Technology differential between two warring sides will also help establish superiority in the electromagnetic domain. ‘EM Spectrum Superiority’, quite akin to ‘Air Superiority’, will become the buzz word implying that a technologically more advanced force will render the adversary’s sensors and/or networks useless, or degrade their effectiveness, while keeping its own networks safe and operational. Sophisticated, complex and multi-layered networks are expected to evolve from this concept of warfare.

Stealth technologies will help in concealing small forces and avoid presenting clear targets to the enemy. This is akin to presenting a broadside two decades ago. The principle is applicable to platforms as much as to concentration of forces. Modern technology must be used to make platforms more agile and more stealthy to reduce their electronic signature. Sensor-platform fusion will also be an important element, but technology will offer several choices to the user to make the combination both contemporary and lethal, while ensuring its survivability in deadly environments.

In today’s battlefields, from the moment the forces are mobilised, they are under close and accurate surveillance and scrutiny. Sataellites, AWACS, UAVs and long range radars, to name a few, are some of the resources used to maintain a close vigil. Large forces, therefore, will remain vulnerable to easy detection and attack. Both technology and tactics will have to be employed to alleviate this problem. On the other hand, troop and platform concentrations can easily reveal possible courses of action and intentions. Tactical plans consisting of Main, Subsidiary, and Diversionary thrusts, therefore, are an obsolete concept, a relic of the past. Military commanders may use such scenarios for the purpose of training but a real-time plan of this nature really belongs to the 20th century. Gulf war was perhaps the last time it got effectively used, that too against a technologically inferior, hapless and isolated enemy.

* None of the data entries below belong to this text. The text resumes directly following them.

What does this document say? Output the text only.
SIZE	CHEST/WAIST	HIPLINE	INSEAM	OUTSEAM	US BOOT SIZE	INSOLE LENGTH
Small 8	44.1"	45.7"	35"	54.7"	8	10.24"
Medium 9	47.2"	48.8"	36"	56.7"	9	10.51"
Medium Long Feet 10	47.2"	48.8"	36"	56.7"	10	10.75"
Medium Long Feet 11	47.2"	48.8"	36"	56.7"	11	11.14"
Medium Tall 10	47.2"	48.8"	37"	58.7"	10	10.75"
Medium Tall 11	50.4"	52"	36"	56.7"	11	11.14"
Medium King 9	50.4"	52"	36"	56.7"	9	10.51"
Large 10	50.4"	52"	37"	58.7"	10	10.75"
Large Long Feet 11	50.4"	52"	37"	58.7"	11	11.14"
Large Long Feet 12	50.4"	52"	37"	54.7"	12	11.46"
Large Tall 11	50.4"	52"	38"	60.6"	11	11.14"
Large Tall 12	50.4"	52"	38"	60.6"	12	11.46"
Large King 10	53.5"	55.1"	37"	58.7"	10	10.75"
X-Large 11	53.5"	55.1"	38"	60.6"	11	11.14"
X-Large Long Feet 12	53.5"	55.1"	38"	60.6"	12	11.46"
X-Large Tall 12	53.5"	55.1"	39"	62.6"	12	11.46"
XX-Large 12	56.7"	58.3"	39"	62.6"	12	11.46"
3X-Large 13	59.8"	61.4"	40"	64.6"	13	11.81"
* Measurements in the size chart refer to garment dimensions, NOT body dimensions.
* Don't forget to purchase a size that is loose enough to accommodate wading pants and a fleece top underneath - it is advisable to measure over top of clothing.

We cannot fight tomorrow’s wars with yesterday’s strategies and tactics. Today’s technologies have already broken that continnum. And as technological revolution continues, the ‘Art of War’ in the 21st century is set to acquire a different connotation altogether. It will involve synchronicity and fluidity in operations and a highly flexible operational mindset. Future military commanders have to be tech-savvy to be able to understand and exploit technology. They have to outwit the adversary in thought and mind through clever use of technology and application of tactics.

For now at least, kinetic warfare will retain its place in the matrix of conflict resolution. But, within that, application of force and its methods have to adapt to new realities, primarily driven by new technologies. Information warfare, increasing situational awareness and access to information too will play a major role in determining the way we fight. In other changes, shock action may cede prominence to precision, numerical superiority to swarms and fire assaults to EMP. And all this in the backdrop of CBRN, which is not discussed here. Sufficient to say, CBRN threat will ensure that hostilities are kept below a certain threshold. Till then, it is kinetic means and warfare, applied through new (increasingly unmanned) platforms and imaginative tactics in the electromagnetic backdrop.

“Future wars will be short, intense and lethal” is an often heard introductory remark in military presentations and lectures. That may be so, but equally, Future wars will be ‘multi-dimensional, unpredictable and perhaps, unrecognizable!’

We need to prepare for those differently shaped battle contours!